The whole time she had been away from Frieda she had been anxious that something would happen to her in her absence and she promised herself that she wouldn’t leave her side again. She had seen a Russian tank two streets away. She had been terrified by the sight, how much more terrified would Frieda be? The noise of artillery fire was constant. She was gripped by the idea that the world was ending. If it was then Frieda must die in her arms, not alone. But whose arms would she die in? She longed for the safety of her father and the thought of Hugh made the tears start.
By the time she had climbed the rubble staircase she was exhausted, weary to the bone. She found Frieda slipping in and out of delirium and lay down beside her on the mattress on the floor. Stroking her damp hair, she talked in a low voice to her about another world. She told her about the bluebells in spring in the wood near Fox Corner, about the flowers that grew in the meadow beyond the copse – flax and larkspur, buttercups, corn poppies, red campion and ox-eye daisies. She told her about the smell of new-mown grass from an English summer lawn, the scent of Sylvie’s roses, the sour-sweet taste of the apples in the orchard. She talked of the oak trees in the lane, and the yews in the graveyard and the beech in the garden at Fox Corner. She talked about the foxes, the rabbits, the pheasants, the hares, the cows and the big plough horses. About the sun beaming his friendly rays on fields of corn and fields of green. The bright song of the blackbird, the lyrical lark, the soft coo of the wood pigeons, the hoot of the owl in the dark. ‘Take this,’ she said, putting the pill in Frieda’s mouth, ‘I got it from the chemist, it will help you sleep.’

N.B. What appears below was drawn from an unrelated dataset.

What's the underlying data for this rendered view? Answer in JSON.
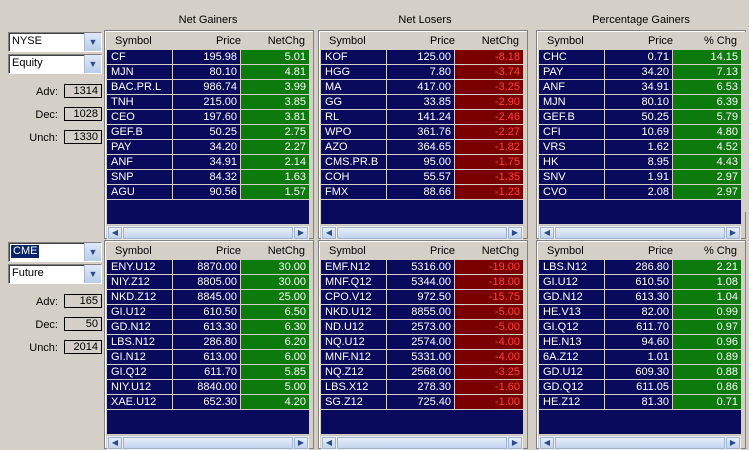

She told Frieda how she would walk on knives to protect her, burn in the flames of hell to save her, drown in the deepest of waters if it would buoy her up and how she would do this one last thing for her, the most difficult thing of all.

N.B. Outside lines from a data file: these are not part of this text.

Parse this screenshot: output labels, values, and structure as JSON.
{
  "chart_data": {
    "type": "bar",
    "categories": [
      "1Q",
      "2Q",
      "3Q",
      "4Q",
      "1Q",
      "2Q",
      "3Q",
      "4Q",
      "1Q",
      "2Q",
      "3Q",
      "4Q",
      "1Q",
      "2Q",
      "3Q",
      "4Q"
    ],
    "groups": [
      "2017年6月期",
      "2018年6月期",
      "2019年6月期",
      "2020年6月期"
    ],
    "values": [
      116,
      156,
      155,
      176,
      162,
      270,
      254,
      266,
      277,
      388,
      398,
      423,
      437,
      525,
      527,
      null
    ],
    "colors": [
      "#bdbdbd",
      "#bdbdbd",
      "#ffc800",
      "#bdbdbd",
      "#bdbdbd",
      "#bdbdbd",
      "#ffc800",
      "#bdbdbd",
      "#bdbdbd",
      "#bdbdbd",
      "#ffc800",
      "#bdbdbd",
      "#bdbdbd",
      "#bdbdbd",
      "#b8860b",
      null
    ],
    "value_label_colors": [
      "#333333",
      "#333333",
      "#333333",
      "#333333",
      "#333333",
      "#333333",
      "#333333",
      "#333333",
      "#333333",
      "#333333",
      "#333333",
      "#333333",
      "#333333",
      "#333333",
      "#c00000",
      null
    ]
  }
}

She put her arms around her daughter and kissed her and murmured in her ear, telling her about Teddy when he was little, his surprise birthday party, about how clever Pamela was and how annoying Maurice was and how funny Jimmy had been when he was small. How the clock ticked in the hall and the wind rattled in the chimneypots and how on Christmas Eve they lit an enormous log fire and hung their stockings from the mantelpiece and next day ate roast goose and plum pudding and how that was what they would all do next Christmas, all of them together. ‘Everything is going to be all right now,’ Ursula told her.
When she was sure that Frieda was asleep she took the little glass capsule that the chemist had given her and placed it gently in Frieda’s mouth and pressed her delicate jaws together. The capsule broke with a tiny crunching noise. A line from one of Donne’s Holy Sonnets came into mind as she bit down on her own little glass vial. I run to death, and death meets me as fast, And all my pleasures are like yesterday. She held tightly on to Frieda and soon they were both wrapped in the velvet wings of the black bat and this life was already unreal and gone.